Bringing a “Ghost City” to Life
With these fundamentals in mind, let’s visit Zhengzhou – that same scary ‘Ghost City” that 60 Minutes toured recently.
Zhengzhou has a population of 8.6 million, slightly bigger than New York, the largest city in the US. Its population grows 5.6% annually. It’s the capital of Henan province: population 94 million. To put this in perspective, that is the same as the four largest US states – California, Texas, New York and Florida -combined , but with only 15% of the land area. And Henan forms the crossroads of a regional population of 450 million people – the same as the US and Mexico combined.
To accommodate population inflow and move existing residents from increasingly crowded inner urban districts being taken over by commercial development, the municiple government started building Zhengzhou New District, which opened in 2003. It currently has a population of more than 1 million growing at 35% annually. The subway connection openned in 2013, accelerating the inflow of people.
As new phases of housing have been built here, they have generally sold out within 8-9 months. Now, with the slowdown, the sales cycle has been extended to 10-12 months. It typically takes a total of 5 years to reach full occupancy as the last units are completed, the new owners complete the outfitting and move in.

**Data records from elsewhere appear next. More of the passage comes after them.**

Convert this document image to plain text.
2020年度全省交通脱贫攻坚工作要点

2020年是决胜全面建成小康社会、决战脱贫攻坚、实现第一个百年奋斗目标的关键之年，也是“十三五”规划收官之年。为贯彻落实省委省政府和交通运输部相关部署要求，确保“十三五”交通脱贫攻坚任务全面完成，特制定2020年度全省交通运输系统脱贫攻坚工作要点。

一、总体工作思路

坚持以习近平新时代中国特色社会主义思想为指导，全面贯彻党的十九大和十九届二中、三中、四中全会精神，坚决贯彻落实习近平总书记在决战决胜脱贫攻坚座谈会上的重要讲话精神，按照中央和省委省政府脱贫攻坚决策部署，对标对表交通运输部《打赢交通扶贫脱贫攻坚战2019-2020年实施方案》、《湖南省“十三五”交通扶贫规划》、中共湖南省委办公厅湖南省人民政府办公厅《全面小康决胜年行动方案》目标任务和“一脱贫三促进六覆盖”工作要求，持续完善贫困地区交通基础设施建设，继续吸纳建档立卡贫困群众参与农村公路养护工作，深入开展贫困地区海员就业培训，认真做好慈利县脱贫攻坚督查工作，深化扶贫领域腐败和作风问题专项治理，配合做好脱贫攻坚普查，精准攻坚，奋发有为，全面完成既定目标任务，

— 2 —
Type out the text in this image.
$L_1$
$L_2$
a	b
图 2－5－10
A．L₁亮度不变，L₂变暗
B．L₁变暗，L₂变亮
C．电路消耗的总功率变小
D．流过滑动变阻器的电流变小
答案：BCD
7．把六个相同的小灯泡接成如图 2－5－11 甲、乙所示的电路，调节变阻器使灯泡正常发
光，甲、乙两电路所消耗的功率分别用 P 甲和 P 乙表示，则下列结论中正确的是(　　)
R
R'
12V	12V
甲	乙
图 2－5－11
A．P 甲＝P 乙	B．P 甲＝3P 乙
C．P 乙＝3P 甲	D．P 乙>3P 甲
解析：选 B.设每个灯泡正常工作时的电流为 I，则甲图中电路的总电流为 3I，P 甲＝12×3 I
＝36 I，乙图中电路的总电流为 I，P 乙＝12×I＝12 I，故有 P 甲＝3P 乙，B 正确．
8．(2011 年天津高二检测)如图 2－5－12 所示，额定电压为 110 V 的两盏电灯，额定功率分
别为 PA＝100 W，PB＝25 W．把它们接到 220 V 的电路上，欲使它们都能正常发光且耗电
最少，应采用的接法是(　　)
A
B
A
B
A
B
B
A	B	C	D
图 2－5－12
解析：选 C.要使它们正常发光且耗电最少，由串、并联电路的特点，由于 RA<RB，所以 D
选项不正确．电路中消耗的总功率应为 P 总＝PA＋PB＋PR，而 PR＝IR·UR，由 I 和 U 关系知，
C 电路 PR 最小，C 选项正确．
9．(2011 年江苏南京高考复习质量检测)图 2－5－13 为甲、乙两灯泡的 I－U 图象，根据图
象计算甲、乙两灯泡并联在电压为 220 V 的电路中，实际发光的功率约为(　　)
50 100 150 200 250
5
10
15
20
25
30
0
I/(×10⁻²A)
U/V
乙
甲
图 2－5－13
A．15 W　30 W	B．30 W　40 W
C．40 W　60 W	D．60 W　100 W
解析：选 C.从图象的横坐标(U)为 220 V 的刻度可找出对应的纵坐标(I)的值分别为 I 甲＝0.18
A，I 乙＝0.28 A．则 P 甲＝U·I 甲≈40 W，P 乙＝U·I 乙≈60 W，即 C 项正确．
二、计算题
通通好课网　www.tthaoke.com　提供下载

This progression – repeated across more than 150 cities in China with populations in excess of 1 million – explains the persistence of the myth of China’s looming residential property collapse. A trip to Zhengzhou New District at any time in the last five or ten years would have yielded the same picture as today: several massive new phases of residential projects moving through a well established path toward completion and occupancy.
The government’s engineered slowdown is real. A handful of property developers will indeed get stuck with poorly planned, designed or located developments in some of these 150 Chinese cities, just as their brethren did in Beijing, Shanghai and Guangzhou at various times in the last three decades. As has been the case in the past, these developers will raise fresh funds or – if the fail to do so – will be acquired by better managed and more credit worthy firms.
It’s hard to turn real insight on Chinese property into eye catching or exciting headlines. It appears much easier sell the myth of an imminent property and debt crisis that sounds all too familiar to a Western audience.